This is a guest post by by Greg Bartlett. Contact me if you'd like to submit an article.
Medical professionals on the go know exactly how annoying it is to fill out all of their timesheet information—whether they be the responsible few who diligently record their activity as they go, or they’re the majority who scribble it all down quickly at the end of the day. In perhaps an offer of help to employees as much as employers, Econz has developed Timecard, a smartphone app that lets mobile professionals clock in, clock out—and more—on the go.
The app certainly packs a variety of features for the employee. Workers can make all of the usual notes on the timesheet: lunch breaks, travel time, early clock out, etc. They can also message other workers from within the program’s interface, as well keep track of ongoing jobs sent to them by their supervisor. Team leaders on the field can also clock entire teams in and out simultaneously.

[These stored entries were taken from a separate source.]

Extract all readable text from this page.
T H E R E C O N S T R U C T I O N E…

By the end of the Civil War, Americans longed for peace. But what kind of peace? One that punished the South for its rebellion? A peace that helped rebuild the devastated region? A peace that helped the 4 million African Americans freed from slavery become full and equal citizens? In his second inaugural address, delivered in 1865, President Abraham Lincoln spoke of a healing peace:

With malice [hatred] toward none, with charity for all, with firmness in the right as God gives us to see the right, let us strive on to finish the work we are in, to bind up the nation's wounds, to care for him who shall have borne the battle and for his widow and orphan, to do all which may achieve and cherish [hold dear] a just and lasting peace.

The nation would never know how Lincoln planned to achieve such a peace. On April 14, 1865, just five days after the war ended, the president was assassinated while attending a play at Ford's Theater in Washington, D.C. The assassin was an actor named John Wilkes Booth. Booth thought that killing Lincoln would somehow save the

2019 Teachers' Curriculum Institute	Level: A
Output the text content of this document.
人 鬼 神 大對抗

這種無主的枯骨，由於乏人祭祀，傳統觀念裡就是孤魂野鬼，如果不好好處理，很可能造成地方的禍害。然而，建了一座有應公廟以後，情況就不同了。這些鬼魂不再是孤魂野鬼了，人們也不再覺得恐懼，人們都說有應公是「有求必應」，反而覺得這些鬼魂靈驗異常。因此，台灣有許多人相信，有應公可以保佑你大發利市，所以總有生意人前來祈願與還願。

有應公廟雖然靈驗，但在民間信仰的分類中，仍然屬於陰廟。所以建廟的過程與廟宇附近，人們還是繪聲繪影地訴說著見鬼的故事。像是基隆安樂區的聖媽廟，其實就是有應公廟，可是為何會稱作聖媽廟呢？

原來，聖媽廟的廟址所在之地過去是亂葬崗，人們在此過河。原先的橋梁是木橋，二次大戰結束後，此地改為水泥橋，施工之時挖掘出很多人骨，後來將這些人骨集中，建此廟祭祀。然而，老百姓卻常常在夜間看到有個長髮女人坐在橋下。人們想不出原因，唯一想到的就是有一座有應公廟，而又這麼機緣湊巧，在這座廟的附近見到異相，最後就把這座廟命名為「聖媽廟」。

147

For employers, Timecard offers a hefty set of tracking functionality built into a web-based interface. The home office can view workers’ current and past work or break statuses, as well as their location, thanks to the built-in GPS tracking technology of most smartphones. Supervisors can send messages and edit job lists all from an office PC.
And to help out all the HR people out there, Timecard features a robust recording and exporting system. The program integrates with all the biggest employee management software, and exports data to common office programs like Excel and QuickBooks. The goal is reduce the hassle and errors that result from recording the information by hand.
Many employers have already moved their timesheet tracking system online, allowing workers to log in and out from their computer. But will mobile professionals prefer instead to just use their smartphone? It remains to be seen whether Timesheet and similar programs can simply and effectively take advantage of current generation smartphones’ messaging, GPS tracking, and data processing capabilities.
Econz’s Timesheet app is just the latest in a long string of medical-related innovations in technology. The company began in 1971, developing instrument interface devices and ambulance dispatch systems through the eighties and an extensive amount of software in the nineties and beyond. Today the company designs and codes an impressive array of human resource management systems that function on a variety of devices. Econz services construction, healthcare, distribution, and government clients of all types.